"Yes," said David for himself. "Before I met you I didn't think I'd go to school at all, but last summer changed me somehow. I saw what a good time Burton had, and when I thought of you over here making lots of friends and taking part in things, I wanted to come along."
"Yes, and it happens," said the Colonel, "that Doctor Hobart is a personal friend of mine, and it was easily arranged that David come here, though it is nearly the end of October and half the first term gone. The only difficulty about it seems to be, for I have just had a talk with the Doctor, in getting the right kind of a room for him; they are crowded to the limit here."
"Oh, I forgot to tell you that the room part of it is all arranged. He's going to bunk in with me. The night I got your telegram I put it up to Gleason, my room-mate, and he had no objections.

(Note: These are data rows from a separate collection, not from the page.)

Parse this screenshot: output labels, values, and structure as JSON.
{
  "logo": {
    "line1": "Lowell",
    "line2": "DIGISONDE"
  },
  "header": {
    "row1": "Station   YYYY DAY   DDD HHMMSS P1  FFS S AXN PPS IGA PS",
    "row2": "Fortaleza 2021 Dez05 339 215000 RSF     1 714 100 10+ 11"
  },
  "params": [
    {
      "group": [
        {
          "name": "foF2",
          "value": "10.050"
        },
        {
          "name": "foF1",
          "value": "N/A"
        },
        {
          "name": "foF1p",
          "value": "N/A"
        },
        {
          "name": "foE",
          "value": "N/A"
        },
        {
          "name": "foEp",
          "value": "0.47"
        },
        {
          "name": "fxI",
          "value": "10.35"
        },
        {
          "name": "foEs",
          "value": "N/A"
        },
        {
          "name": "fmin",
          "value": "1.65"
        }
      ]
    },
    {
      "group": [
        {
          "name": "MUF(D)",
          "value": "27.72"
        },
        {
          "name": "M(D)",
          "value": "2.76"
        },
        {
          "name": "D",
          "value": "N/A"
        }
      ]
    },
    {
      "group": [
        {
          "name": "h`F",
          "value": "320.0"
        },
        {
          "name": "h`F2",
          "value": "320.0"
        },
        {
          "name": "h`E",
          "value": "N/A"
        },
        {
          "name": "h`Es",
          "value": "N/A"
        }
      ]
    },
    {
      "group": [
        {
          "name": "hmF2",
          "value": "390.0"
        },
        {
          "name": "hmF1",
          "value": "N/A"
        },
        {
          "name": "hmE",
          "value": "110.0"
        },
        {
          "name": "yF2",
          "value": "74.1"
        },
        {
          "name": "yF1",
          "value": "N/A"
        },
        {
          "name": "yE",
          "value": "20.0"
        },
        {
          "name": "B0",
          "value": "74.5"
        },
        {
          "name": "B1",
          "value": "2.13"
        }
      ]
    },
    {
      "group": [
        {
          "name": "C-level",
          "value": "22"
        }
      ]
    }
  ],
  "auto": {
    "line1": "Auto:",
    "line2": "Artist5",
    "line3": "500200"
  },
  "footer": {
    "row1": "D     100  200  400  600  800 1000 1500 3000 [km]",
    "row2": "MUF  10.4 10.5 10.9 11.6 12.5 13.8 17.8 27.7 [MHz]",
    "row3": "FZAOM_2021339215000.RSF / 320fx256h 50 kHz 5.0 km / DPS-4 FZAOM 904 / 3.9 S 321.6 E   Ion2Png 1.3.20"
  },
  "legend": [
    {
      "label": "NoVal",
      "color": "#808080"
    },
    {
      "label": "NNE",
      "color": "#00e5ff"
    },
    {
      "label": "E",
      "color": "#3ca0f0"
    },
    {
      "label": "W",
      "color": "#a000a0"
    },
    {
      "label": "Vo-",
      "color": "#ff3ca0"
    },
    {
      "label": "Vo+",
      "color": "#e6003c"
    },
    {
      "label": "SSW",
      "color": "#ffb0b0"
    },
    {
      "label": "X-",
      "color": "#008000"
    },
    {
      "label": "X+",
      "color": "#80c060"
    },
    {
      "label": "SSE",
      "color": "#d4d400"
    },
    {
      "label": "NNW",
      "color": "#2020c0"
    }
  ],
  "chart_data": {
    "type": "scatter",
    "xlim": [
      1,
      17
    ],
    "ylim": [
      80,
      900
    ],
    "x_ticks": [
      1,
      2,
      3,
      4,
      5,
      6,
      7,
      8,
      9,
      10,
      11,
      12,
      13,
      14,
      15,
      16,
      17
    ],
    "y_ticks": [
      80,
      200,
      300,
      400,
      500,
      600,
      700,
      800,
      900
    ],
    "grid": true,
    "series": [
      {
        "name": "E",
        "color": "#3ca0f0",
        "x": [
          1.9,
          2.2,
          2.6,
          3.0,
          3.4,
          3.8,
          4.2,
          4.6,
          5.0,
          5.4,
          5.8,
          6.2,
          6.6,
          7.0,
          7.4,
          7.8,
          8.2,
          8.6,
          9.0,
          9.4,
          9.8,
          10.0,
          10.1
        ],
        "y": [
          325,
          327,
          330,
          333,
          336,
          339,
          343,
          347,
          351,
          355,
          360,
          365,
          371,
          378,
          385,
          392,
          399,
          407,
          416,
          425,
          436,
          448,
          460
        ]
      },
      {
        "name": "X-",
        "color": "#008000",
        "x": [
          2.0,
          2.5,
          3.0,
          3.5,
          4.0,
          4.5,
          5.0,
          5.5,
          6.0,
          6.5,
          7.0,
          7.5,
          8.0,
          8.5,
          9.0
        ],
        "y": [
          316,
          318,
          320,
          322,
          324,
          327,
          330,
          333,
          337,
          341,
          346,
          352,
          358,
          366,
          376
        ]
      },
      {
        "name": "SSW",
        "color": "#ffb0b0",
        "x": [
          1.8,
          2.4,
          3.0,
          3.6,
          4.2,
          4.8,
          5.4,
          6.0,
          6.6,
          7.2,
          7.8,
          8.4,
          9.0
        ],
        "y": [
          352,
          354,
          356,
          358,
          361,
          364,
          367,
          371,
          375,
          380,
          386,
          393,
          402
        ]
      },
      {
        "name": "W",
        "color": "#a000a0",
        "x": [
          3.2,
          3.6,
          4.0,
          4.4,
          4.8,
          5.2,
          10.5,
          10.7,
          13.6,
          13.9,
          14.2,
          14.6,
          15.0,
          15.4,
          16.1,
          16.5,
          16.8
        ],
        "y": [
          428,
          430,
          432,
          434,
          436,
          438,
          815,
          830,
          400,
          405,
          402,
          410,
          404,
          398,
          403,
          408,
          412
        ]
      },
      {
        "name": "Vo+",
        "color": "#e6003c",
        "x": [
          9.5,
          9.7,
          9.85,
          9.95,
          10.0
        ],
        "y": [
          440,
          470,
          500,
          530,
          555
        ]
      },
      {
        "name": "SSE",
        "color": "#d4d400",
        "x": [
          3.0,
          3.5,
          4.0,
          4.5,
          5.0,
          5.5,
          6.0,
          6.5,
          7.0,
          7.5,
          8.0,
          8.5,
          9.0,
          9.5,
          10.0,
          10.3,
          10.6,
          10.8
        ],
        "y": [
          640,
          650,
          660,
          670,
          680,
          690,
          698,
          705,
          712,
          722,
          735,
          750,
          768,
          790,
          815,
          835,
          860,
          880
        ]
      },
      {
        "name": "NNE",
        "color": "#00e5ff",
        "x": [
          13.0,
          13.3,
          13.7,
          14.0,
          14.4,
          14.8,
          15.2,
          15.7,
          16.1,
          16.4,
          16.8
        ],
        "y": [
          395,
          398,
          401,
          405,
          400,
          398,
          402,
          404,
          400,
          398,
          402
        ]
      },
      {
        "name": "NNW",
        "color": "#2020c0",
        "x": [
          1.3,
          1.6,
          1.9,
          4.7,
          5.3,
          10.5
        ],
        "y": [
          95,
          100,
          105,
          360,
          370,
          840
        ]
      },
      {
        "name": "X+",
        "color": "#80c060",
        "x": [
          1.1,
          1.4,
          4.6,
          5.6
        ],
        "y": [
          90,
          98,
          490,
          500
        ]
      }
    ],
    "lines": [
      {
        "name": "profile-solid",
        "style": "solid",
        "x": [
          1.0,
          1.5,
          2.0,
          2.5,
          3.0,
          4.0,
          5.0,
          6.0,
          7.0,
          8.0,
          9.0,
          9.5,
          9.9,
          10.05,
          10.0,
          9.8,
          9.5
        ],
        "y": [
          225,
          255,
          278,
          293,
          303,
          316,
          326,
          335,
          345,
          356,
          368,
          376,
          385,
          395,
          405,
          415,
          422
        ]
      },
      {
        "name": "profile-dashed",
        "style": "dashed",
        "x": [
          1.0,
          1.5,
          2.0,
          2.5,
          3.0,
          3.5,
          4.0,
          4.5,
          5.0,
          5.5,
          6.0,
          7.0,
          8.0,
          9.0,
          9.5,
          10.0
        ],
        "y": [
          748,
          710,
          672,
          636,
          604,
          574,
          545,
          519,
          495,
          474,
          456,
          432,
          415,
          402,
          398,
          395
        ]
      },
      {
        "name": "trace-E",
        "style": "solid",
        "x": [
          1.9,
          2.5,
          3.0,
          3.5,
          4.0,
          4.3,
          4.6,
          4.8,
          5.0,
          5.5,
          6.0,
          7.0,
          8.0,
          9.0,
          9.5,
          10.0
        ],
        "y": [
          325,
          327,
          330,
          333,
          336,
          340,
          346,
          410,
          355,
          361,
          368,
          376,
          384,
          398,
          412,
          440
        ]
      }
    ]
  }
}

The place is not big, but plenty big enough for us two."
David beamed with joy, and the Colonel expressed his pleasure that the boys were to be together again. "David needs companionship to bring him out of himself," he said, "and it is possible that David may be a help to you, Frank."
That night the Colonel and David sat down to table in the school dining hall together with Frank and Jimmy and Lewis, and when dinner was over they strolled under the great elms of the school yard and listened to the Glee Club singing on the steps of Russell Hall. To David it was like fairy-land.
CHAPTER XIV.A MYSTERIOUS APPEARANCE.
David saw his first football practice the next afternoon and enjoyed the spectacle of Jimmy zipping through the line or spilling the fellow with the ball when he happened to be playing on the defensive. Dixon was living up to the part of the contract forced upon him by Frank and the Wee One, and made no further obstacle for Jimmy when the coach occasionally put him over in the backfield on the First eleven. But Chip bore the Freshman halfback no very deep affection. He was, however, becoming more and more impressed with the belief that Jimmy was the genuine material and that he was pretty nearly necessary to the welfare of his eleven. Hillard generally took precedence, that is, he went in at first, but Jimmy would get in awhile toward the end of practice.
During the week, practice had been very satisfactory, by far the best of the season, and when on Saturday the school eleven scored 12 to 4 against the Milldale High School eleven, hope began to run high in the school that perhaps after all Queen's might pull out that Warwick game, which was now only a week off.